I don't have an opinion on your theory re:air, but I have an opinion that my chickens taste consistently better if I wait until after the rigor has passed to freeze them, which usually just means I don't put them directly in the freezer anymore. I let them rest for about 6-8 hours either in ice water or the refrigerator. I used to freeze them right away and found the meat was somewhat "inconsistent". My brother suggested the resting idea. I had noticed that some birds seemed to rigor much faster and harder than others so I figured he could be on to something about the rigor affecting the consistency, and it seems he was right.

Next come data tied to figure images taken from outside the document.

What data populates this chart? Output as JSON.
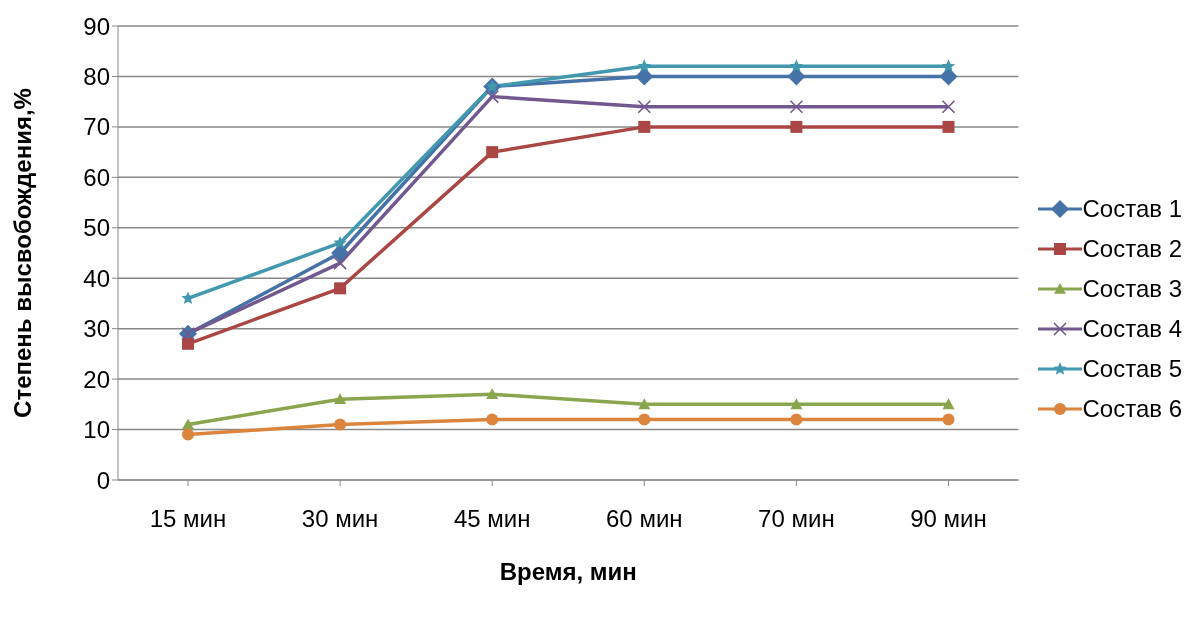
{
  "chart_data": {
    "type": "line",
    "xlabel": "Время, мин",
    "ylabel": "Степень высвобождения,%",
    "categories": [
      "15 мин",
      "30 мин",
      "45 мин",
      "60 мин",
      "70 мин",
      "90 мин"
    ],
    "ylim": [
      0,
      90
    ],
    "yticks": [
      0,
      10,
      20,
      30,
      40,
      50,
      60,
      70,
      80,
      90
    ],
    "grid": "y",
    "legend": "right",
    "series": [
      {
        "name": "Состав 1",
        "color": "#4572a7",
        "marker": "diamond",
        "values": [
          29,
          45,
          78,
          80,
          80,
          80
        ]
      },
      {
        "name": "Состав 2",
        "color": "#aa4643",
        "marker": "square",
        "values": [
          27,
          38,
          65,
          70,
          70,
          70
        ]
      },
      {
        "name": "Состав 3",
        "color": "#89a54e",
        "marker": "triangle",
        "values": [
          11,
          16,
          17,
          15,
          15,
          15
        ]
      },
      {
        "name": "Состав 4",
        "color": "#71588f",
        "marker": "cross",
        "values": [
          29,
          43,
          76,
          74,
          74,
          74
        ]
      },
      {
        "name": "Состав 5",
        "color": "#4198af",
        "marker": "star",
        "values": [
          36,
          47,
          78,
          82,
          82,
          82
        ]
      },
      {
        "name": "Состав 6",
        "color": "#db843d",
        "marker": "circle",
        "values": [
          9,
          11,
          12,
          12,
          12,
          12
        ]
      }
    ]
  }
}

Don't tell him I said he was right.
wink.png
 
Although I've never tried resting after sealing, I would agree with you. I've always been of the mind that your goal is to promote biotic activity to a degree in order to assist with enzymatic break down of collagen and other "stiff" stuff, something akin to dry-aging beef. So, I guess I just always assumed that unsealed, "dry" aging was best.
 
What I've read and do suggests aging chicken if of no significant value. One rigor mortis has passed, there is not significant benefit to "age" chicken meat. Sooooo, I butcher, seal, rest over night, freeze. Works for me and the wife.